Nine Summit County registered voters will be empaneled as primary grand jurors and three to five people will be picked to serve as alternates, Morgan said. At least seven jurors are required to vote yes in order to issue an indictment, also referred to as a true bill.

Morgan warned that any protesters who resort to violence will be arrested and prosecuted.

“The types of things that will cause a protest to transition into people being arrested is when windows are being smashed and fires are being set, people are being subjected to physical harm,” Morgan said.

He said it is expected to take a week for prosecutors to present the case to the grand jury.

“The variable, the unknown, that we don’t have is we don’t know how long it will take jurors to deliberate,” Morgan said.

46 gunshot wounds

The fatal shooting involving Walker unfolded just after midnight on June 27, 2022, when two police officers attempted to stop Walker for a minor vehicle equipment violation, police said. Walker led officers on a brief car chase before exiting out the passenger side door while his vehicle was still moving and attempted to run, authorities alleged.

Walker was unarmed when he was fatally shot while running away from eight officers, who opened fire on him, body camera footage released by the city showed.

An autopsy determined Walker suffered 46 gunshot wounds, according to the Summit County Medical Examiner’s Office. Walker had injuries to his face, heart, both lungs, liver, spleen, left kidney, intestines, pelvis, iliac artery and several bones in his legs, according to the medical examiner.

About a week after Walker’s death, officials released police body camera footage from the incident. During a news conference, Akron Police Chief Steve Mylett freeze-framed a section of the footage capturing a flash of light coming from Walker’s car and said it appeared to be the muzzle flash of a gun fired from the driver’s side of the vehicle and aimed at pursuing officers.
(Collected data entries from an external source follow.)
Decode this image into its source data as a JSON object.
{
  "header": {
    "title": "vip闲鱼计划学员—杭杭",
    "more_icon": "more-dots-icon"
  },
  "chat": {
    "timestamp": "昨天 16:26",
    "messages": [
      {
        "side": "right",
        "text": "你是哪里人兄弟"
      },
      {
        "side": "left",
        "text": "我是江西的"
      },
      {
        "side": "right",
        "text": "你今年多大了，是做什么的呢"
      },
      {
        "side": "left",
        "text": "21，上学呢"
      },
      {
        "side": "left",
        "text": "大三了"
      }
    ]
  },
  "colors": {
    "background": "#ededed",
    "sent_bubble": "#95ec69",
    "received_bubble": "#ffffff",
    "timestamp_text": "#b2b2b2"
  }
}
In a second body camera video, officers are heard radioing that a shot was fired from Walker’s car. The footage shows an officer following Walker’s Buick off Route 8 and continuing the pursuit on side streets.

Mylett said as Walker jumped from his vehicle and ran, he appeared to reach for his waistband, turn toward the officers and move an arm forward, prompting the officers to open fire.
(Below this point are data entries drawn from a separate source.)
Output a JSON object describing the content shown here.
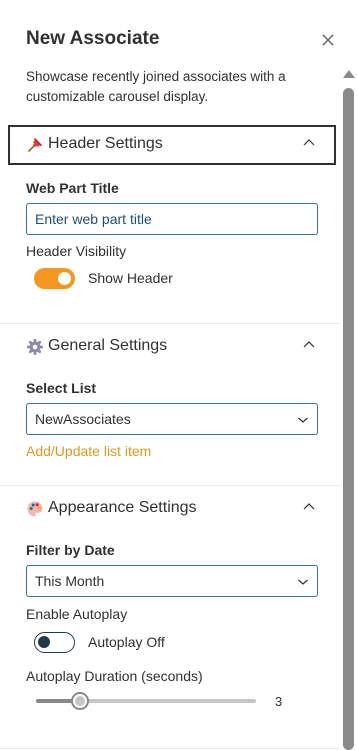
{
  "panel": {
    "title": "New Associate",
    "description": "Showcase recently joined associates with a customizable carousel display."
  },
  "header_settings": {
    "label": "Header Settings",
    "icon": "pushpin-icon",
    "expanded": true,
    "web_part_title_label": "Web Part Title",
    "web_part_title_value": "",
    "web_part_title_placeholder": "Enter web part title",
    "header_visibility_label": "Header Visibility",
    "header_visibility_on": true,
    "header_visibility_text": "Show Header"
  },
  "general_settings": {
    "label": "General Settings",
    "icon": "gear-icon",
    "expanded": true,
    "select_list_label": "Select List",
    "select_list_value": "NewAssociates",
    "add_update_link": "Add/Update list item"
  },
  "appearance_settings": {
    "label": "Appearance Settings",
    "icon": "palette-icon",
    "expanded": true,
    "filter_by_date_label": "Filter by Date",
    "filter_by_date_value": "This Month",
    "enable_autoplay_label": "Enable Autoplay",
    "autoplay_on": false,
    "autoplay_text": "Autoplay Off",
    "autoplay_duration_label": "Autoplay Duration (seconds)",
    "autoplay_duration_value": "3",
    "autoplay_duration_fraction": 0.2
  },
  "colors": {
    "accent_orange": "#f5961e",
    "link_color": "#d99a1e",
    "input_border": "#3c6e8f",
    "text": "#323130"
  }
}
While the video confirmed Walker was unarmed when he was shot, Mylett said the body camera footage also captured a handgun with a separate loaded magazine and what appeared to be a gold wedding band left on the driver’s seat of Walker’s car.
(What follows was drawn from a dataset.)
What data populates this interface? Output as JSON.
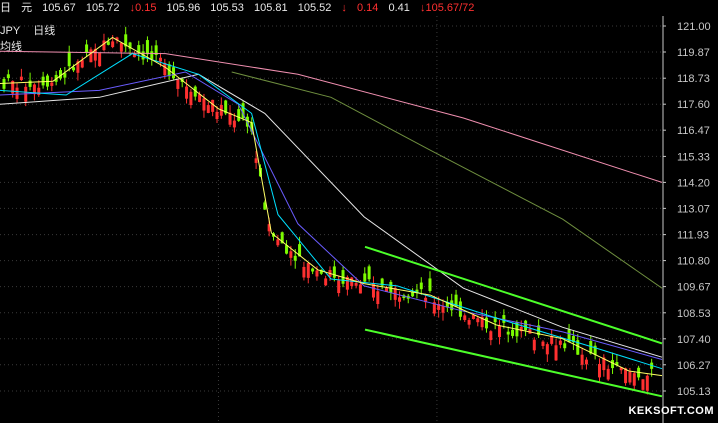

While the eight officers who fatally shot Walker were initially placed on administrative leave, they were all reinstated to active duty in November. The officers were assigned to administrative duties due to a staffing “crisis,” according to Mylett said.

‘How do you need that many bullets for one person?’

“That was too much. Too much. How do you need that many bullets for one person?” Walker’s mother, Pamela Walker, told ABC News in last July. “And he was a slight-build guy. He was 6 (foot) 2, but he only weighed probably 160 pounds. And I’m sure probably two of their bullets would have killed him anyway. And you needed eight people to be shooting at him like that? I can’t even fathom how you can stand there and just empty out your gun on someone who’s running away from you, who was running away whether he had a gun or not.”

None of the officers involved in the Walker shooting or their attorneys have spoken publicly about the case.

Akron’s Fraternal Order of Police, Lodge No. 7, the union that represents the officers, released a statement early in the state Bureau of Criminal Investigation’s independent probe of the shooting defending the actions of the officers.

“The decision to deploy lethal force as well as the number of shots fired is consistent with use of force protocols and officers’ training,” the union said.

According to the union, the officers “reasonably believed that Mr. Walker presented an immediate threat of serious physical harm or death and lawfully, based on their training as well as state and federal law, discharged their weapons.”

The union’s statement added, “We believe the independent investigation will justify the officers’ actions, including the number of shots fired.”